Dual systems, having a choice of tool is to me a good thing. It’s the same with languages, being able to speak two languages is better than one. I speak Welsh and English and bi-lingual speakers will often say things like ‘Ymddiheuro fydd o’n hawddach i esbonio yn yr Saesneg’ [Apologies it will be easier to explain in English] , and sometimes the other way around. Two systems are better than one, they make life easier, but and it is a big but, if and only if both parties have learned to speak the language of both systems.
However I think almost everyone a few years younger than I will only have been taught the Metric system at school and they live perfectally fine lives with it and are not really prevented from doing anything. The UK government chose amost sole use of the Metric system some generations ago now (although blamed the EC for it at the time), all the EC said was that machines need to display Metric quantities and prices must be displayed in Metric, they never said the UK couldn’t continue to dual system, the UK chose that. It is personally annoying, when I pop into the cheese shop, I still ask for “8oz [ounces] of your lovely Swaledale please” [Swaledale is possibly my favourite cheese] and in recent years younger staff have been clueless “No problem, just over 200 grams” and we’ve been fine. For me I can look at a piece of cheese and see how many ounces it is, I can’t do that with grams, they are not at a human scale.
I don’t know what Boris Johnson’s mad crazy government intends exactly with the Imperial system change. Teaching the system isn’t such a bad idea: Learn that there are more than one way of measuring things, the history of weights and measures (including why we have months and why we find bones marked 30 times, think about it if you don’t know the answer), Doing sums not in base 10 [I suspect not many computer programmers use binary these days, but useful nonetheless]. A couple of fun interesting valuable lessons I would imagine, but please, please not what I had to do at school: Convert the quantities in the textbook into Metric [which was often the hard bit], now do the sum that you’ve been taught how to do today, then to check you’ve done it right, convert the answer back into Imperial, so you can check it against the answers in the back of the book; I think I had a fairly unique experience with maths at school and yes we did wonder if it wouldn’t have just been easier to do the whole sum in Imperial!

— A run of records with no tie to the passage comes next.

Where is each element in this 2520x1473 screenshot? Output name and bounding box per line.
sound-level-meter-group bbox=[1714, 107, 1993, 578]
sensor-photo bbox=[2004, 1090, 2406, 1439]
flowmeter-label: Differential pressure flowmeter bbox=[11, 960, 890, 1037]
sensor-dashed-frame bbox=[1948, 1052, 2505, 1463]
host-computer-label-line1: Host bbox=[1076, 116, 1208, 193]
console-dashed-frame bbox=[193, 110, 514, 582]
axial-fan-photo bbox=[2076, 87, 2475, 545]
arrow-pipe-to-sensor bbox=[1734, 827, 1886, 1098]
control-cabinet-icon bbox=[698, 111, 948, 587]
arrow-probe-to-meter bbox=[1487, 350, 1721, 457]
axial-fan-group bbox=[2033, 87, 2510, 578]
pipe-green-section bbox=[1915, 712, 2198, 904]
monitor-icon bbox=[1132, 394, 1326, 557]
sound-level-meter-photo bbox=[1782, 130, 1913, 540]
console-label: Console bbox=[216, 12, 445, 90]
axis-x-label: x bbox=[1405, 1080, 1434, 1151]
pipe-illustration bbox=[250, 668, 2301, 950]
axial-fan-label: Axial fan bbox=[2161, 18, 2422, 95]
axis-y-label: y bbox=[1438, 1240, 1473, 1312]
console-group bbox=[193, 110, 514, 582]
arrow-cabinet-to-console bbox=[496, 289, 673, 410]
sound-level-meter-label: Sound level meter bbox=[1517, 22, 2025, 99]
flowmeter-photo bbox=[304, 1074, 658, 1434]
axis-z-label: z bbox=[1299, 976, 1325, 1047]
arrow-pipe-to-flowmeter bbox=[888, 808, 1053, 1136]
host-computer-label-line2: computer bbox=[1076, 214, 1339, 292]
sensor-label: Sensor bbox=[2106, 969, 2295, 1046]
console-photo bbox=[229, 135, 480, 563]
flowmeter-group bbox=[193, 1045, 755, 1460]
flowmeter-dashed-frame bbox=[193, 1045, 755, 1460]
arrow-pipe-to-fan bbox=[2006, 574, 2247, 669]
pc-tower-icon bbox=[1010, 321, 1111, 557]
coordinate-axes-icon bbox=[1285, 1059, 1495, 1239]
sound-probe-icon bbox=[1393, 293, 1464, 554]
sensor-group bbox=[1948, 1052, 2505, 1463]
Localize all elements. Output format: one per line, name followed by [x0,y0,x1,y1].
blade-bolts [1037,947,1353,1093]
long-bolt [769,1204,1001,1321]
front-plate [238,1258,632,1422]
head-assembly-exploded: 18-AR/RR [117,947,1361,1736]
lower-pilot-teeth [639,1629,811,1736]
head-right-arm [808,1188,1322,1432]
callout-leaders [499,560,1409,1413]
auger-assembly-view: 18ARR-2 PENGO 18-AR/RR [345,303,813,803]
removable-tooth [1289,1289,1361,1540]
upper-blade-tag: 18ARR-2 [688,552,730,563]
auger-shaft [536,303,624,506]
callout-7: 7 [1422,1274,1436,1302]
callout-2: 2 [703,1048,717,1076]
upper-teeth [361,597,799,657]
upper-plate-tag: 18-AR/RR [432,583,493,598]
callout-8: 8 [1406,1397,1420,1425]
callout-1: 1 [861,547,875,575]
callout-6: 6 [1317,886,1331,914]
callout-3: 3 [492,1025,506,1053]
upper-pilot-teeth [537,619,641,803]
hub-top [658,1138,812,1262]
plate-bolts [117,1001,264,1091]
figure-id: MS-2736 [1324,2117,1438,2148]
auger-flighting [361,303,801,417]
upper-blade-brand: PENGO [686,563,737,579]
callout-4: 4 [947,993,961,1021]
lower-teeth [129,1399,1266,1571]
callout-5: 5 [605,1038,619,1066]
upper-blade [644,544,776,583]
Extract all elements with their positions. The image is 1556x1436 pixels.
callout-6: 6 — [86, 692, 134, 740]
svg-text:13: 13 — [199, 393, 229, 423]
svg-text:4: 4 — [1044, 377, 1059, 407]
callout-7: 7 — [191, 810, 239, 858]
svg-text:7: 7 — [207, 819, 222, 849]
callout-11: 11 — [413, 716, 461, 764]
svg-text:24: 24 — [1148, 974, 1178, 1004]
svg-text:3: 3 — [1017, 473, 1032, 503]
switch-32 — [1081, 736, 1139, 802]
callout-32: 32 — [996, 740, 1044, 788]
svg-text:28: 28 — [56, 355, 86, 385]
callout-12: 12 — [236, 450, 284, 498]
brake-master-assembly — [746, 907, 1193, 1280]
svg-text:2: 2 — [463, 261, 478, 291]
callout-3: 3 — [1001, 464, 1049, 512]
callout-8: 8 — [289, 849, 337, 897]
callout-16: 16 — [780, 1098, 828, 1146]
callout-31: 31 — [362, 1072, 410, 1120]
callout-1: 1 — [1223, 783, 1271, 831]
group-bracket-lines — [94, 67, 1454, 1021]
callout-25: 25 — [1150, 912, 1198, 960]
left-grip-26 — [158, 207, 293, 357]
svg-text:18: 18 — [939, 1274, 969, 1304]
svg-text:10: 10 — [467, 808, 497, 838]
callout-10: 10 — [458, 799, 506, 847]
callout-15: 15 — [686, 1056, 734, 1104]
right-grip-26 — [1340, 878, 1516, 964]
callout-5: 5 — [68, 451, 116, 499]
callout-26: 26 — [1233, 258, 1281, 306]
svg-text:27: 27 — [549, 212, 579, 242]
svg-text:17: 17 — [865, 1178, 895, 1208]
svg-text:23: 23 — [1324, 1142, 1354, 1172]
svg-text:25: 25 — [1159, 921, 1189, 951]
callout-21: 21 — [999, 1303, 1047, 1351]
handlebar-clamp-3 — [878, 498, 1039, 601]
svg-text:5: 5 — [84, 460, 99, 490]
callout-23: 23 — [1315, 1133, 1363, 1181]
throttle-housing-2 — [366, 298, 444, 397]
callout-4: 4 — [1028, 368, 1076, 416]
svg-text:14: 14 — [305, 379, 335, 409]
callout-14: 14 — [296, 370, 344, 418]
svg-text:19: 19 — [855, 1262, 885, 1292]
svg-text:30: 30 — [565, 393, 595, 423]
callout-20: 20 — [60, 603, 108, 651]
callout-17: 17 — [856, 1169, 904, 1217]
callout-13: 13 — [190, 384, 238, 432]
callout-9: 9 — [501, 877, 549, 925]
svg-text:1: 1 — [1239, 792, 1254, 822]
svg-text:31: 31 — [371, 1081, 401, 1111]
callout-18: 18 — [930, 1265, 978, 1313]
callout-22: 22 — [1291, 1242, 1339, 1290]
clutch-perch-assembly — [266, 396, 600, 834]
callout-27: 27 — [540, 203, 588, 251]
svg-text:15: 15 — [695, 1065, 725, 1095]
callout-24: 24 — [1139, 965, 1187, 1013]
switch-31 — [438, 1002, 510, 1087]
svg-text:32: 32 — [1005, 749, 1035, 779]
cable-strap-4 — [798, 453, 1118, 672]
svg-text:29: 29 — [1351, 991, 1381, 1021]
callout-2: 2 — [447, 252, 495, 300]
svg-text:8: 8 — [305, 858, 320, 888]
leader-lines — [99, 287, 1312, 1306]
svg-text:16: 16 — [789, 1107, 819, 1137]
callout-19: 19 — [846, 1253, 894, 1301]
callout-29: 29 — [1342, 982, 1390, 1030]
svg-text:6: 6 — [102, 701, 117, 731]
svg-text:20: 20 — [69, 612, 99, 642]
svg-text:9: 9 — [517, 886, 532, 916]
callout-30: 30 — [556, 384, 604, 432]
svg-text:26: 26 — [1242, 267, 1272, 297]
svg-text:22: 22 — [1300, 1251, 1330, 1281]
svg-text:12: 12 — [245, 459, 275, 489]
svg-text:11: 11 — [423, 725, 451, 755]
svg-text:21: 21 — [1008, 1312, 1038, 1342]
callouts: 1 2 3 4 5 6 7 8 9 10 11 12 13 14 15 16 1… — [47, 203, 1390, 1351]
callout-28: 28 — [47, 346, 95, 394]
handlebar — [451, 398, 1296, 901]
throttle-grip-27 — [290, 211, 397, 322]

Sorry for the rant, I just see so much criticism of the Imperial system by people who don’t understand it or have ever used it. It’s annoying as this is exactly the same argument they often use against the Brexiteers. I also get criticism of the Welsh language from monoglot English speakers who don’t understand the advantages of speaking two languages. Basically I just despise people expressing strong opinions on things people don’t understand. It is perhaps the disease of the 21st century.